The cap was supposed to take effect this year.

“Our goose was cooked until President Trump and Pruitt came to town,” wrote Tommy Fitzgerald Sr., CEO of Fitzgerald Glider Kits, in the Daily Caller. Trump met with Fitzgerald when campaigning for president in 2016. Pruitt then met with Fitzgerald after taking office.

Tommy Fitzgerald Sr. (left) and Tommy Fitzgerald Jr. flank then candidate Donald Trump at a 2016 campaign event.
Tommy Fitzgerald Sr. (left) and Tommy Fitzgerald Jr. flank then candidate Donald Trump at a 2016 campaign event.
Fitzgerald Glider Kits

Pruitt’s EPA soon began working to undo the Obama-era policy.

To justify keeping the loophole open, the EPA cited a study by Tennessee Tech University funded by Fitzgerald. The study showed that the pollution from glider trucks is on par with that from completely new trucks.

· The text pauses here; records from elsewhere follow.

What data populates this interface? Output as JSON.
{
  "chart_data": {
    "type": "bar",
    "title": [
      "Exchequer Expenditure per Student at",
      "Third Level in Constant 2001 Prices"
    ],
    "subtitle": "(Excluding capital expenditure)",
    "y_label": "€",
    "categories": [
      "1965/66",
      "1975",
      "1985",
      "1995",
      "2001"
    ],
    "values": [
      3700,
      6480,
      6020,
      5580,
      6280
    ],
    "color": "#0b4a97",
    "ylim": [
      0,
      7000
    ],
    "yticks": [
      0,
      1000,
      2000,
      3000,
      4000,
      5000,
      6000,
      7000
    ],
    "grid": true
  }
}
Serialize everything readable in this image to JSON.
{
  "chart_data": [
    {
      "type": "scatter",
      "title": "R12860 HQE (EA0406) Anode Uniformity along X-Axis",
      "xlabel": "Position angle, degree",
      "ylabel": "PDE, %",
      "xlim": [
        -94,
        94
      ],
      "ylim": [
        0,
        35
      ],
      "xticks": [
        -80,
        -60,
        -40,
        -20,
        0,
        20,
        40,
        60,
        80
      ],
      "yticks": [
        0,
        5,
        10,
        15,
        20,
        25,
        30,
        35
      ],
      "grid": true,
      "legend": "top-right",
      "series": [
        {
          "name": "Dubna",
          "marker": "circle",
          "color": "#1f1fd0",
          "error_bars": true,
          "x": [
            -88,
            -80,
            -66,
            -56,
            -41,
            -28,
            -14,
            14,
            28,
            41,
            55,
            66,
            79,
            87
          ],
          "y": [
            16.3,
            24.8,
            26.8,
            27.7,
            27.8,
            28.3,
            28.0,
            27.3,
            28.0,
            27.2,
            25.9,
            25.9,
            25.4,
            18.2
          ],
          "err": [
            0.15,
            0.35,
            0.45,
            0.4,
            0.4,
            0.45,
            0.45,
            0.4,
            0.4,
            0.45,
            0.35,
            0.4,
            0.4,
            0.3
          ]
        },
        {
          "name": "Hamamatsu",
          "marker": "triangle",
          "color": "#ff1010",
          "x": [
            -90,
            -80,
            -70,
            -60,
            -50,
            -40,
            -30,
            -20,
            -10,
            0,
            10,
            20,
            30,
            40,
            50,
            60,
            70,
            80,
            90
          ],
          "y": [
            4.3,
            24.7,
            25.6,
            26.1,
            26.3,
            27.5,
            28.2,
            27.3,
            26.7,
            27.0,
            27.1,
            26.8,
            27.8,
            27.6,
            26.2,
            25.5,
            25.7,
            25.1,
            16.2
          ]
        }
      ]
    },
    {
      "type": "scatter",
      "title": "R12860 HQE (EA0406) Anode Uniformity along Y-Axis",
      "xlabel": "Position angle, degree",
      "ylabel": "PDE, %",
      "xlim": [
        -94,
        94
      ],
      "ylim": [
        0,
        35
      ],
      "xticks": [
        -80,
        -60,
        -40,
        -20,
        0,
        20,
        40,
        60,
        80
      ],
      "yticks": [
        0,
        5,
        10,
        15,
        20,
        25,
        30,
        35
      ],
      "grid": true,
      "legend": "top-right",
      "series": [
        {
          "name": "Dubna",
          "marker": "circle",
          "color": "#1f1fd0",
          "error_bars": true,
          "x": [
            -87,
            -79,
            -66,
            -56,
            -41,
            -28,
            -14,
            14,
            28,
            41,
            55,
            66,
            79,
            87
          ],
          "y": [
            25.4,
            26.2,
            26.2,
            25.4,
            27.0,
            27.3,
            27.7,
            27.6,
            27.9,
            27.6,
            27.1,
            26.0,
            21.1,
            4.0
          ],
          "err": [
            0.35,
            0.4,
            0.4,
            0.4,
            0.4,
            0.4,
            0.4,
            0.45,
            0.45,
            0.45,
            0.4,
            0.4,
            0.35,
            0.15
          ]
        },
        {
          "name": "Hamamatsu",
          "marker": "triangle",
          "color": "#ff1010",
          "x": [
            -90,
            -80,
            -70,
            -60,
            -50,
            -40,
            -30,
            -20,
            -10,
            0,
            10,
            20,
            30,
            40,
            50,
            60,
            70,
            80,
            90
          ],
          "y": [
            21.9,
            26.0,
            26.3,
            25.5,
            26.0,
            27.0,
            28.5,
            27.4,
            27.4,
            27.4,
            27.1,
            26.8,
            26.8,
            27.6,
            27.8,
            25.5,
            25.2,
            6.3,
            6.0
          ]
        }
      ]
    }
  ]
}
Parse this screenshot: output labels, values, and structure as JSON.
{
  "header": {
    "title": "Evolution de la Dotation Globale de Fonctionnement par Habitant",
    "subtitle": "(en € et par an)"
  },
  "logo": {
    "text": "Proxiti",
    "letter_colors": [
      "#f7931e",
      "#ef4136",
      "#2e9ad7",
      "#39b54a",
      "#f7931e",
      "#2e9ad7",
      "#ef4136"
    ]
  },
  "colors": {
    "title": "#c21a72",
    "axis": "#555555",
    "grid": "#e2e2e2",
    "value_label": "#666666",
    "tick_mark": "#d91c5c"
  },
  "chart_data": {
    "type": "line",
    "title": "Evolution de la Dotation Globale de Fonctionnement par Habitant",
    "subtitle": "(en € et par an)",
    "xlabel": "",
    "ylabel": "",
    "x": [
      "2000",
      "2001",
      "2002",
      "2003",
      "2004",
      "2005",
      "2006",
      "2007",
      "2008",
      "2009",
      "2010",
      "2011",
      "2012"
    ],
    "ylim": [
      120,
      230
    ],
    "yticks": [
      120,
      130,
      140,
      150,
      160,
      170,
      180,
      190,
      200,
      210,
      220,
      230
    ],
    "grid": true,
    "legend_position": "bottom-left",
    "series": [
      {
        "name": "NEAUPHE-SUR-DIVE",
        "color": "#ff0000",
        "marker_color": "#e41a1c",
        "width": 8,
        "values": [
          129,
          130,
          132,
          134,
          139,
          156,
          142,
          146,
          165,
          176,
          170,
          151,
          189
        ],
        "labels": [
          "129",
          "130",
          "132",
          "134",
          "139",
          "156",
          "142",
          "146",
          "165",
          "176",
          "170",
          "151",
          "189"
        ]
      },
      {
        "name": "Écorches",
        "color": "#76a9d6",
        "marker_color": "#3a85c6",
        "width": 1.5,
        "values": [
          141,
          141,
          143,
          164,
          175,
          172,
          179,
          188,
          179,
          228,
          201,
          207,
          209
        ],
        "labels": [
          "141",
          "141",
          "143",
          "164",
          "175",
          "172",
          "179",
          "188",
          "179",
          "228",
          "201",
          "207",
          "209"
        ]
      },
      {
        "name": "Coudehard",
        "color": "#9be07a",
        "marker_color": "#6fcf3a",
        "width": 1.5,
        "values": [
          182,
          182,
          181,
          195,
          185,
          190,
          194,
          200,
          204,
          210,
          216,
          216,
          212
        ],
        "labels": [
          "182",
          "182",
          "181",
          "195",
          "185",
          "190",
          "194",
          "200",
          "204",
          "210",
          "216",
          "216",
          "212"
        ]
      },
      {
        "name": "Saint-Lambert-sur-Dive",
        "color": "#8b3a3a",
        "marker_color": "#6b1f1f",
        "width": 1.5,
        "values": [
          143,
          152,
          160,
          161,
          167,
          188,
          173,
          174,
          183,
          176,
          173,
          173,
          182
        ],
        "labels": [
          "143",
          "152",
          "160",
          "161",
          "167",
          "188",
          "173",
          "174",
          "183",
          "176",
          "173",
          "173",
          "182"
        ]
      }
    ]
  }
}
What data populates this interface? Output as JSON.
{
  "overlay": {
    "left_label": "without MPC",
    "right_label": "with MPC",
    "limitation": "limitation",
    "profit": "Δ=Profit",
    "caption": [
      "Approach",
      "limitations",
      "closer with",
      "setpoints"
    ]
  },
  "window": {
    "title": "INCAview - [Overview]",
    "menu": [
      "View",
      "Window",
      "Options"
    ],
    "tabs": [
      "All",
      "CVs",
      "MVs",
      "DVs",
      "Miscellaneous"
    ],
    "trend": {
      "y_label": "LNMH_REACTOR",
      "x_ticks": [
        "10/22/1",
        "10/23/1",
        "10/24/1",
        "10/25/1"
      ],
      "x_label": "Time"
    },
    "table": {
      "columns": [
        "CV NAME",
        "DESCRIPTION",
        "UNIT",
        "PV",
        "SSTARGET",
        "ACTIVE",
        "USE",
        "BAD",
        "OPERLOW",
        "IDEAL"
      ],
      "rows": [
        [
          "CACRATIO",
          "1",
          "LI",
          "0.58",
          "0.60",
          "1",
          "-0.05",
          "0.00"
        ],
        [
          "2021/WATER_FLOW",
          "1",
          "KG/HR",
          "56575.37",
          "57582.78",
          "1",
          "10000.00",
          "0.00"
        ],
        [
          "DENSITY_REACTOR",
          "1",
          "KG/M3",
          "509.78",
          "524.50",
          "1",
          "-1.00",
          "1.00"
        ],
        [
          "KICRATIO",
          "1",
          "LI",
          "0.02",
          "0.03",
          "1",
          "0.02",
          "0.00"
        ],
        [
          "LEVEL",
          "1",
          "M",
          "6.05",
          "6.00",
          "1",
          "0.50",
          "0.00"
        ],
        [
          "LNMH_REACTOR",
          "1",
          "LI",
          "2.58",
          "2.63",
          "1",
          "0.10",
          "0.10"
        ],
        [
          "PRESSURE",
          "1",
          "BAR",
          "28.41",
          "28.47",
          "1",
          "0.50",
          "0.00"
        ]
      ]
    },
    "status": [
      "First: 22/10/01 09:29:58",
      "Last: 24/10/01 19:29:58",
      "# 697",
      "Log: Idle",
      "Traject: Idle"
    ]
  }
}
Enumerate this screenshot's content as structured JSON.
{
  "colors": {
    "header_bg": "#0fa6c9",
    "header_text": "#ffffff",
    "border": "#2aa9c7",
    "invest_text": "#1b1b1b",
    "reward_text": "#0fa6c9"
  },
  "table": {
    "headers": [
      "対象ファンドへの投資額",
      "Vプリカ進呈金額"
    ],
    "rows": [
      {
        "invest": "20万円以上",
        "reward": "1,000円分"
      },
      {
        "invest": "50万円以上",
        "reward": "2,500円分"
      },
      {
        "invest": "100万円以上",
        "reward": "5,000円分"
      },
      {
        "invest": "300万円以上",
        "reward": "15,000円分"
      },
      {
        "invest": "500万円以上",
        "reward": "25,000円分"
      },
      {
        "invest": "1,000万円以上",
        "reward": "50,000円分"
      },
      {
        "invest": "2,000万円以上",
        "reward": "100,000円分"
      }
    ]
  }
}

The university has since disavowed the study, with the interim dean of Tennessee Tech’s engineering department Darrell Hoy calling the key finding a “farfetched, scientifically implausible claim.” He also noted in a memo that raising the alarm about the study could be “professional suicide” since Fitzgerald funds some facilities at the school. The university is also conducting an investigation.

Of course, shady science was not enough to stop Scott Pruitt. The EPA said earlier this month it would not enforce the 300-truck cap through the end of 2019. Per the New York Times’s Eric Lipton:

“The Agency is exercising its enforcement discretion in 2018 and 2019,” Molly Block, an agency spokeswoman, said in a statement late Friday, meaning that it is notifying glider manufacturers that even though the limit legally remains in place, the companies can effectively ignore it.

The agency, she said, is also considering formally delaying the 300-unit cap until December 2019 — by which point it hopes to have permanently repealed the cap.

That means the most-polluting trucks in America may see a resurgence and Pruitt’s toxic legacy will endure, at least for now.